Causes et revendications des manifestations
Les activistes et les manifestants interrogés par le STJ dans le cadre de ce rapport ont mis en lumière la situation dans les villes sous le contrôle de HTS. Ils ont indiqué la série de pratiques répressives qui ont affecté la population dans chaque zone, don’t le nombre a incité les résidents à protester.

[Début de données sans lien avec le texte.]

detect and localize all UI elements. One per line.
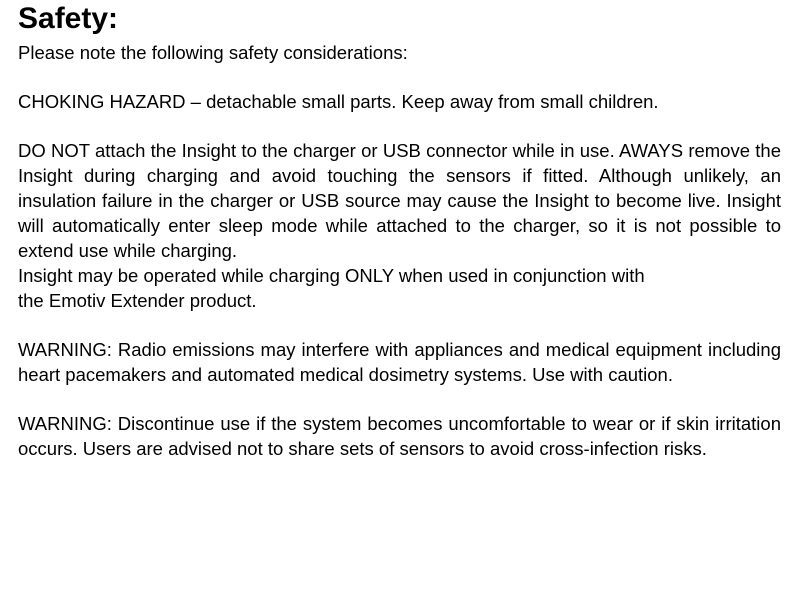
choking-hazard-paragraph: CHOKING HAZARD – detachable small parts.…	[18, 90, 781, 115]
discomfort-warning-paragraph: WARNING: Discontinue use if the system b…	[18, 412, 781, 462]
charger-warning-block: DO NOT attach the Insight to the charger…	[18, 139, 781, 314]
intro-paragraph: Please note the following safety conside…	[18, 41, 781, 66]
charger-warning-tail-line-1: Insight may be operated while charging O…	[18, 264, 781, 289]
charger-warning-tail-line-2: the Emotiv Extender product.	[18, 289, 781, 314]
charger-warning-justified: DO NOT attach the Insight to the charger…	[18, 139, 781, 264]
radio-warning-paragraph: WARNING: Radio emissions may interfere w…	[18, 338, 781, 388]
safety-heading: Safety:	[18, 0, 781, 35]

Hazem al-Abdullah,[1] l’un des militants du mouvement de Kafr Takharim, a déclaré que les raisons des manifestations remontent à 2019, lorsque le HTS a pris le contrôle de la Légion Faylaq al-Sham/Sham et a monopolisé la sécurité, l’armée, les services, les secours et les aspects institutionnels. Il a ajouté :
“Ils ont commencé à exercer une pression importante sur les habitants de la ville qui s’opposaient à leur contrôle, notamment en arrêtant les personnalités révolutionnaires qui contestaient leur présence et leur autorité, en privant les boulangeries de farine, en contrôlant l’eau potable de la ville (en réduisant les allocations aux quartiers et aux maisons habités par des opposants) et en fermant les institutions révolutionnaires (c’est-à-dire celles qui ont été créées après la libération de la ville des forces gouvernementales syriennes), dont l’objectif était de fournir des services aux habitants. En outre, ils ont fermé l’Université de médecine, qui comptait environ 600 étudiants, en raison de son affiliation au gouvernement intérimaire syrien, et bien d’autres encore”.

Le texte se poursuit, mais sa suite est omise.